C'est qu'à un moment, on avait des sondages très favorables à Éric Zemmour qui avait dit ça déjà, qui avait publié un livre où il disait que pendant l'occupation, le maréchal Pétain avait sauvé. Mais ce n'est pas parce qu'il avait dit que c'était déjà dans les têtes des Français. Il y a un moment, quand on s'intéresse à un personnage, nous, évidemment, on sait ce qu'il a dit. Mais les Français ne savent pas forcément. Ils le découvrent peu à peu.
Et moi, je ne trouve pas ça très étonnant de voir son étiage diminuer, diminuer, au fur et à mesure que la réalité d'un personnage qui est assez en décalage avec ce que pensent la majorité des Français, quoi qu'ils prétendent, finissent par se réduire.
Il a qualifié la décision de justice de stupide. Ça n'arrange pas forcément les bidons, comme on dit.
Non.

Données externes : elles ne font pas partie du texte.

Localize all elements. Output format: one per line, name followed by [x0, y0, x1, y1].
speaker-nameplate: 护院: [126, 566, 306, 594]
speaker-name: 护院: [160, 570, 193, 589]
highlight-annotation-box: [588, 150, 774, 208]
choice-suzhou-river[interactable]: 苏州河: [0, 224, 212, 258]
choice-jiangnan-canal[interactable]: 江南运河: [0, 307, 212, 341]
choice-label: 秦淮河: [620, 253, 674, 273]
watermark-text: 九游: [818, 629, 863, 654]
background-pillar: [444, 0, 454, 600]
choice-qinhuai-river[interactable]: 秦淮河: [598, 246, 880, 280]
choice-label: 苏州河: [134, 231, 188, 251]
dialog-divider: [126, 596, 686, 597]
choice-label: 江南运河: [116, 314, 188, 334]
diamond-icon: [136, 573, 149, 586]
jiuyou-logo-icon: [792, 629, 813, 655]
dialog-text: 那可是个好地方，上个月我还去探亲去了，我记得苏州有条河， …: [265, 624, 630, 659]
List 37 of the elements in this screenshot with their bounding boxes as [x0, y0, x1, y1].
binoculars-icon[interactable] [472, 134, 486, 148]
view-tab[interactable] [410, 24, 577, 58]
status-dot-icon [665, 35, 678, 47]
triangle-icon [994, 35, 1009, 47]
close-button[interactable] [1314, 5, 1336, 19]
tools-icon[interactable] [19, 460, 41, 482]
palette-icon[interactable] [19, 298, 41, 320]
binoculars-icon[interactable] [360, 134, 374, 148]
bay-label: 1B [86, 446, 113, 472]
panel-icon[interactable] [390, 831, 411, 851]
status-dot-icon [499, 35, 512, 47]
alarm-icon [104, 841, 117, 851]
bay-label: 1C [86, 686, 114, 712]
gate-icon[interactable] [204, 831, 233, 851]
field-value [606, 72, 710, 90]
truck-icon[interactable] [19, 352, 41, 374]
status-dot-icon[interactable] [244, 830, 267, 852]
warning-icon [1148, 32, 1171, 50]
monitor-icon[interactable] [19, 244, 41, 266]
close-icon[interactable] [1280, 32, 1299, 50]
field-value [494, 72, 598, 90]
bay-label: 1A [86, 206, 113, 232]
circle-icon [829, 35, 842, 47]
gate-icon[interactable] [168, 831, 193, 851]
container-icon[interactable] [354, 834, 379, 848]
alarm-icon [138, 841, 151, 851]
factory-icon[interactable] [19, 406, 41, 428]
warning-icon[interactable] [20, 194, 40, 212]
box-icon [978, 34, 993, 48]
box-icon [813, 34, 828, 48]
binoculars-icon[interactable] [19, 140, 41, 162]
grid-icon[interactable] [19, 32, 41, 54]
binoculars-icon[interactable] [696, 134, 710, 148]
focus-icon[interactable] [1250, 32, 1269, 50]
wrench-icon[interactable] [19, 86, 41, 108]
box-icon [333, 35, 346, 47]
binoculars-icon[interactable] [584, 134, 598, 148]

Après, je pense que, voilà, idéologiser la justice fait partie, pour le coup, c'est un réflexe assez courant en politique d'aller trouver des raisons au juge autres que des raisons de droit. Mais dans son cas, il s'est fait un orgueil d'avoir été déjà condamné, puisque ce n'est pas sa première condamnation, il y a même des condamnations définitives, au motif que ça signalerait son franc-parler, sa capacité à dire des choses que les autres ne s'autorisent pas. Encore, je ne suis pas si sûr que ça laisse complètement indemne d'avoir des condamnations, y compris sur des délits d'opinion.